Kicking off in historical mode, we are treated to Spike Jones and his City Slickers’ insane take on Gioachino Rossini’s William Tell overture. This classical music ‘interpretation’ from 1947 is one of many that was eventually included on Jones’ Murdering the Classics (1971), a collection similarly full of novel sound effects and taped voices reminiscent of the music that accompanied the casual violence of the great cartoons of the 1930s and ’40s. (The second track, ‘Girl at the Typewriter’, is by Raymond Scott, whose music was adapted by Carl Stalling for numerous Warner Bros cartoons.) The task of leaping around a studio honking, whistling or tramping a tray of gravel recalls the splendid title of the 1920s’ classic ‘My Brother Makes the Noises for the Talkies’, and this is an album all about improbable noises.
In Leif Elggren and Thomas Liljenberg’s ‘9.11 (Desperation is the Mother of Laughter)’, the performers laugh in every conceivable way, from coquettish giggle to demented cackle. Following in hot pursuit is ‘The Most Unwanted Song’, which combines quasi-soprano singing with bagpipes and banjo. On ‘Maria Callas’ Christian Marclay slices and splices the opera singer’s voice to transform her cut-glass soprano into something oddly modern, reminiscent of György Ligeti’s opera Le Grand Macabre (1975–7). Further aural perversions are manifest in the collection’s covers of various chart-toppers. The mangling of Black Box’s ‘Ride on Time’ by Xper.Xr. with Chinese instruments is deeply alarming, a perfect definition of a guilty pleasure since the listener is not sure whether to laugh at or with their arrangements. Other hideous hits peek out through the sonic soup in Stock, Hausen & Walkman’s ‘Total Pointless Guidance’ mix of a Vomit Lunchs track. Submerged under layers of lurching and clanking are Sir Paul McCartney and his heinous yuletide hit ‘A Wonderful Christmas Time’. Hot on its heels is a Rank Sinatra rendition of Ah Ha’s ‘Take on Me’ of astonishing brutality.

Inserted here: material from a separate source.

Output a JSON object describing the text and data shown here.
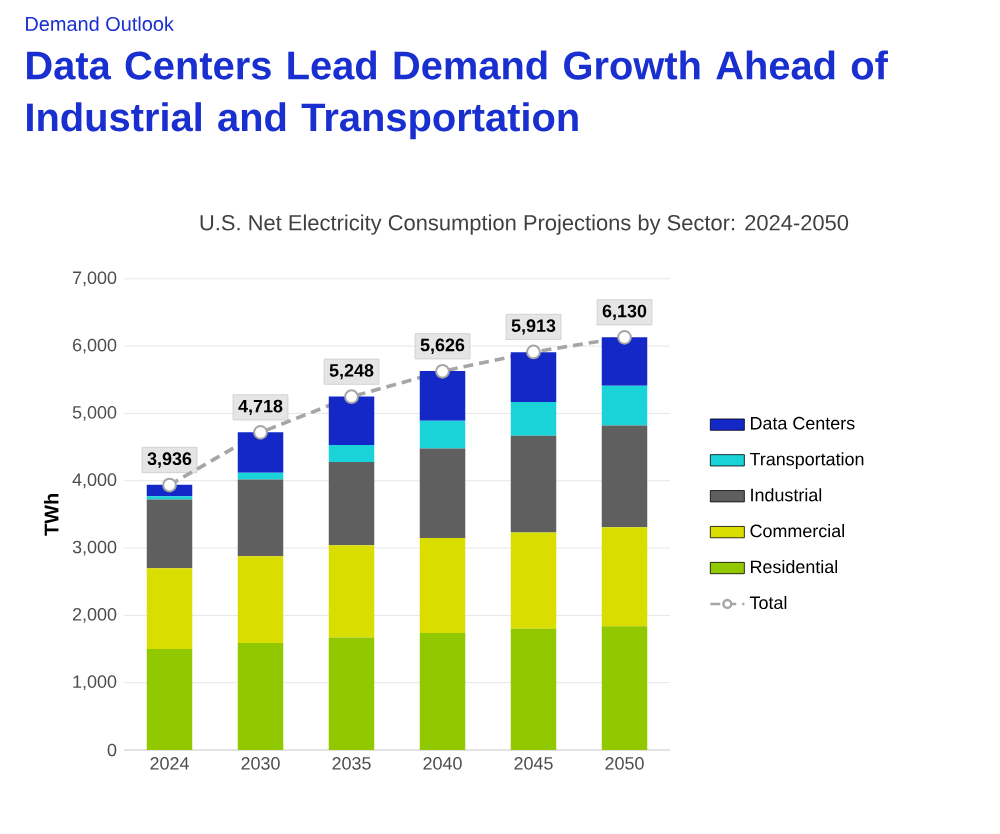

Completing Bennett’s thoughtful lap of sound art fun, the disc returns to the world of classical music with Richard Lair and Dave Soldier’s ‘Thai Elephant
Orchestra Perform Beethoven’s Pastoral Symphony First Movement’. The piece gets comically lost in the elephants’ performance as it creaks and wheezes its way along in ever-shifting time signatures. Bennett successfully highlights the proximity of techniques in the ‘novelty’ works to those deployed by more notionally ‘serious’ artists such as Nurse with Wound, making us take silly music more seriously and the serious work more lightly. It demonstrates the humour inherent in sounds themselves rather than songs with humorous lyrics, and, as such, presents a convincing and darkly amusing sonic essay on the subject.